“Homeless to a homeowner” is how Robert K. Anderson describes his life. He went from living in Love Park and being a drug addict to accomplishing more than he would have ever imagined.
And it’s all because of Flora Carmichael, who offered him a peanut butter and jelly sandwich at Germantown Seventh Day Adventist Church’s Homeless Ministry on a Saturday morning five years ago.
Carmichael is the community service leader for the Community Service Ministry, which offers low-income Philadelphians nutritious food, clothing and religious literature from the Seventh Day Adventist Church at 200 E. Cliveden St.
A résumé of caring
She began volunteering at the food pantry in 1996 when the former community service leader asked for a ride to the food banks. She viewed it as a sign from God as she had recently prayed about an opportunity that would allow her to contribute more to society.

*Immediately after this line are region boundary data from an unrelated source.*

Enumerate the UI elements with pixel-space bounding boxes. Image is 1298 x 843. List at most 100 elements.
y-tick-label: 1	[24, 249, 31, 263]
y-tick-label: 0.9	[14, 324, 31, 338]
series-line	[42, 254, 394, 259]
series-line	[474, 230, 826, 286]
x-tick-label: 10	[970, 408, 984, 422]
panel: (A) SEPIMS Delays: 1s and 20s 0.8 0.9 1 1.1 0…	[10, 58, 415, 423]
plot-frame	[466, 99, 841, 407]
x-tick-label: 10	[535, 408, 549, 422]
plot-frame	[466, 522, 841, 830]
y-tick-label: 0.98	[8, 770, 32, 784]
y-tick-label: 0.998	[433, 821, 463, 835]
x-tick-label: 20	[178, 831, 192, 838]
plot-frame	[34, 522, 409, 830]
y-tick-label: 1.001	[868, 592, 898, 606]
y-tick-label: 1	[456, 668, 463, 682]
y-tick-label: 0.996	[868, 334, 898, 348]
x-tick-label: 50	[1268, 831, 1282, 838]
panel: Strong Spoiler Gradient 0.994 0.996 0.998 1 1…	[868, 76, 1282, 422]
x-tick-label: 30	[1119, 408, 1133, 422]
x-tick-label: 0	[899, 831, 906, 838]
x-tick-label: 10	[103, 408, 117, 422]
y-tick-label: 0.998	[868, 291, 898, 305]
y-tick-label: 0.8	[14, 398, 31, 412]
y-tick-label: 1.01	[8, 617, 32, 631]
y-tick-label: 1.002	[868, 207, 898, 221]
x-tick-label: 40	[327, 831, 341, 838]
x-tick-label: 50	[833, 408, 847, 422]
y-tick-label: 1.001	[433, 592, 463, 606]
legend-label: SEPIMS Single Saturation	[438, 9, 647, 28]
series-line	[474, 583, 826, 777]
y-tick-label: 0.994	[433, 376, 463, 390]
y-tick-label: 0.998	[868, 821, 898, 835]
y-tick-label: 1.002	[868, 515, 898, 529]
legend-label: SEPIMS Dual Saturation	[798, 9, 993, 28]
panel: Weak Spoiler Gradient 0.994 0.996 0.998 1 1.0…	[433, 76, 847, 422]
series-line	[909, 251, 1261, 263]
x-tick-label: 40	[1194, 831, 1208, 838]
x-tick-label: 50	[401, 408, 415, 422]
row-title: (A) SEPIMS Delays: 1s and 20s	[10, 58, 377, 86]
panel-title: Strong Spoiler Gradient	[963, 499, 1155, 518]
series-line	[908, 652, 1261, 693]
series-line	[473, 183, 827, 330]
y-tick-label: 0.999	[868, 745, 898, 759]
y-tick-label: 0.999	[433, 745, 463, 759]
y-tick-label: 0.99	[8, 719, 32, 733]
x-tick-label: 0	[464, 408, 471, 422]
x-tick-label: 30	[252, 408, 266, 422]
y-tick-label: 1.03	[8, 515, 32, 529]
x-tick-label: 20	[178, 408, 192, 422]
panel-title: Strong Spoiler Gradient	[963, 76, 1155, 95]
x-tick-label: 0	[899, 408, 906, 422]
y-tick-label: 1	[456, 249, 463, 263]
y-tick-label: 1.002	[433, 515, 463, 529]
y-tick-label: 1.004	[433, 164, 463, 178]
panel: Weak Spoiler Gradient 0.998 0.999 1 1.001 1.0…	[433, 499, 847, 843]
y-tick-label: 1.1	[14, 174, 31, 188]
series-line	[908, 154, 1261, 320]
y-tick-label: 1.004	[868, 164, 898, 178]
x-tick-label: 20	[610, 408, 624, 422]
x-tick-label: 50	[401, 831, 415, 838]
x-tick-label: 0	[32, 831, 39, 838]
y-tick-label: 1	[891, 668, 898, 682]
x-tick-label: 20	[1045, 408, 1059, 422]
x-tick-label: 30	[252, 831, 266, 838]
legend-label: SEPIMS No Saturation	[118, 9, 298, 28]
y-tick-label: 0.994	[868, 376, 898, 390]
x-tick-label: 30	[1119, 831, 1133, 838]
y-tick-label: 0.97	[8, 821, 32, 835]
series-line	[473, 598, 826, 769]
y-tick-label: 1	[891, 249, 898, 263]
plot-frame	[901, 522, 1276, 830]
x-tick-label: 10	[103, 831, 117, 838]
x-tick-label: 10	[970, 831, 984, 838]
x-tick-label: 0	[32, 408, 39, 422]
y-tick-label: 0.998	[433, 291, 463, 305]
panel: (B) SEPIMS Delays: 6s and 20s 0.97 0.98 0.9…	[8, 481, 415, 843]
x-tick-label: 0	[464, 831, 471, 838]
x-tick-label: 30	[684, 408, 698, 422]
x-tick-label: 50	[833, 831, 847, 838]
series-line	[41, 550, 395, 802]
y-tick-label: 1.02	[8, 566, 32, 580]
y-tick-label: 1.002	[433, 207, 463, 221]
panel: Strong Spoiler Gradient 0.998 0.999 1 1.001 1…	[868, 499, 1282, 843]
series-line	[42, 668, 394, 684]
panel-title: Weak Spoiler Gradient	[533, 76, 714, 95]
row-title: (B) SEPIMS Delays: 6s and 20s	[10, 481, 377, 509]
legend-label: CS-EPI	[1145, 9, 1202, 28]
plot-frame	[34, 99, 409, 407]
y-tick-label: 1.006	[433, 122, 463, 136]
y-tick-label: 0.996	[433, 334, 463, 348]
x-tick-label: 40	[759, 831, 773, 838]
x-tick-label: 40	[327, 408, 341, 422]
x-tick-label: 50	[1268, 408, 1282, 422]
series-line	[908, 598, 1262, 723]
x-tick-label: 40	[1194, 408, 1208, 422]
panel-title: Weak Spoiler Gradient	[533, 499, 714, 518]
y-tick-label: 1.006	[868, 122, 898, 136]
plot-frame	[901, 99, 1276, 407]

“Through her prayer and not giving up on me, I managed to get a house, get married, become a grandfather, member of the church and a member of myself again and to give something back,” said Anderson.
“That is what she has done for me through God,” he continued. “That little old lady in there is tough as nails, but has a heart that runs second to God.”
Anderson has been volunteering at the food program for four years. He assists the new program participants by ensuring their paperwork is legible for the city and donors and they have all the information they need in order to expedite the process.
He also monitors the clothing and bread tables, the bathroom and all of the other rooms in the vicinity, which he learned from Carmichael in one day. He currently travels from New Jersey twice a week in order to help Carmichael, who he refers to as his mother.
Selfless and a genuinely caring person is how the West Oak Lane resident was described.
Carmichael supervises pantry operations every Thursday from 12 p.m. to 2 p.m. She also handles the administrative duties such as ordering food, calling local grocery stores and businesses in pursuit of donations and promoting the program.
She is also instrumental in ensuring that the program participants have the necessities when it comes to the donated food.
That includes waking up at 4 a.m. twice a week and traveling to two food banks with her husband and godson, John Hall, to select the food that will be served at the pantry. The gates to the food bank do not open until 8 a.m.
“She always makes sure that those in need are helped first and that they have the best of what Philabundace or whoever donates offers and plenty of it,” said Deanna Corbin, a pantry volunteer. “She wants to make sure that their needs are being met.”
Visiting the pantry
During a recent Thursday visit, several yellow bags containing canned fruits and vegetable, cerealand Swiss luxury water surrounded Carmichael.
On the table lay Ziploc bags containing frozen fried chicken, biscuits and pizza that were donated from local restaurants.
Produce boxes overflowed with fresh fruits and vegetables such as cantaloupes, zucchinis, tomatoes, strawberries, oranges, peaches and bananas.
With a small group of volunteers on site, Carmichael watched intently, answering questions when problems arose and eating a bowl of oatmeal because she didn’t get a chance to eat before her morning trip to Trader Joe’s.
“I like to help Flora because of the field I am in,” said Eleanor “Sue” Dukes who is a licensed masseuse and pantry volunteer. “I try to relieve as much stress on her as possible rather than add to it because she deals with so much including very different personalities.”
Carmichael uses her own gas and time to run the panty and is simply grateful with the blessings she has received throughout her life and the help from her volunteers.
“If he was not assisting me,” she said of her godson, “I probably would have quit.”